Is this deliberate? ISTR it's against policy.
Hi Sylvain!
Michael asked to create a user account because he didn't want to
always work as root. Why not. What I'm against is enforcing the
use of
sudo, because it's cumbersome to type a password at each and every
login.
Not only that, IMHO, it's best not to type a password on a WAN
connection, even if it's tunneled through ssh.
(Btw what policy are you mentioning?)
I asked before I made it; if its a problem, you can delete it (I hate
working at root though)
I thought I requested something similar, but heard that it wasn't
an option. I too dislike working as root. Case in point: my current
cvs-to-git project. So I may be creating one for myself, too.
I forgot to mention that Michael has root access since a couple
days.
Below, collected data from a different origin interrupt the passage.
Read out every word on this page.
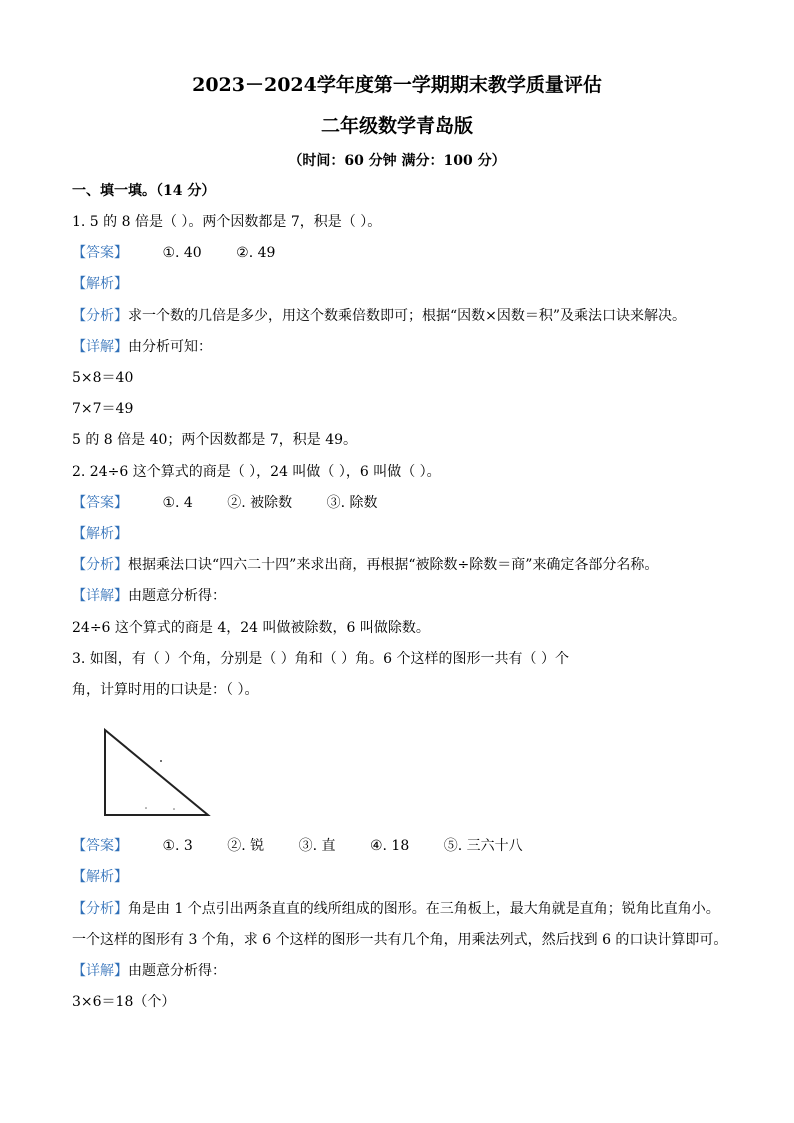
2023－2024学年度第一学期期末教学质量评估
二年级数学青岛版
（时间：60 分钟 满分：100 分）
一、填一填。（14 分）
1. 5 的 8 倍是（ ）。两个因数都是 7，积是（ ）。
【答案】 ①. 40 ②. 49
【解析】
【分析】求一个数的几倍是多少，用这个数乘倍数即可；根据“因数×因数＝积”及乘法口诀来解决。
【详解】由分析可知：
5×8＝40
7×7＝49
5 的 8 倍是 40；两个因数都是 7，积是 49。
2. 24÷6 这个算式的商是（ ），24 叫做（ ），6 叫做（ ）。
【答案】 ①. 4 ②. 被除数 ③. 除数
【解析】
【分析】根据乘法口诀“四六二十四”来求出商，再根据“被除数÷除数＝商”来确定各部分名称。
【详解】由题意分析得：
24÷6 这个算式的商是 4，24 叫做被除数，6 叫做除数。
3. 如图，有（ ）个角，分别是（ ）角和（ ）角。6 个这样的图形一共有（ ）个
角，计算时用的口诀是：（ ）。
【答案】 ①. 3 ②. 锐 ③. 直 ④. 18 ⑤. 三六十八
【解析】
【分析】角是由 1 个点引出两条直直的线所组成的图形。在三角板上，最大角就是直角；锐角比直角小。
一个这样的图形有 3 个角，求 6 个这样的图形一共有几个角，用乘法列式，然后找到 6 的口诀计算即可。
【详解】由题意分析得：
3×6＝18（个）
It was said on the IRC channel but sometimes I forget not
everybody is here :/ Michael plans to improve SVN support, especially
because he needs it for a GNU Hurd-related project right now (after
not managing to agree about choosing git or bazaar or else ;)).
Michael, you should have asked me.
I would have convinced you to use git :)
Also, I scp'd files to [EMAIL PROTECTED]:
and see them show up with this same ownership:
[EMAIL PROTECTED] ls -l /var/tmp/c2g-mirror/
total 16
drwxr-xr-x 2 nobody nogroup 4096 Aug 10 06:22 .map/
-rw-r--r-- 1 mcasadevall mcasadevall 7895 May 5 09:03 emacs
-rw-r--r-- 1 mcasadevall mcasadevall 1019 Jul 25 17:46 gnulib
I would have expected them to be owned by root.
Anyone know why? Should we worry, or do something differently?
$ ssh -l root sv.gnu.org id -a
uid=0(root) gid=0(root) groups=0(root)
I guess that scp tries to preserve the ownership of the files you
send
- and I guess your local user id is #1000, just like mcasadevall.
Eww... sounds right.
I'll either stop using scp, or find a way to disable that option.
Since we'll probably make the mistake more often then once, it would
be good to remap mcasadevall to #5000 or something, unless somebody
has a cleaner solution :)
If you want to remap it, its fine, I haven't done anything with the
account just yet,
so it would just be a matter of chowning my home folder.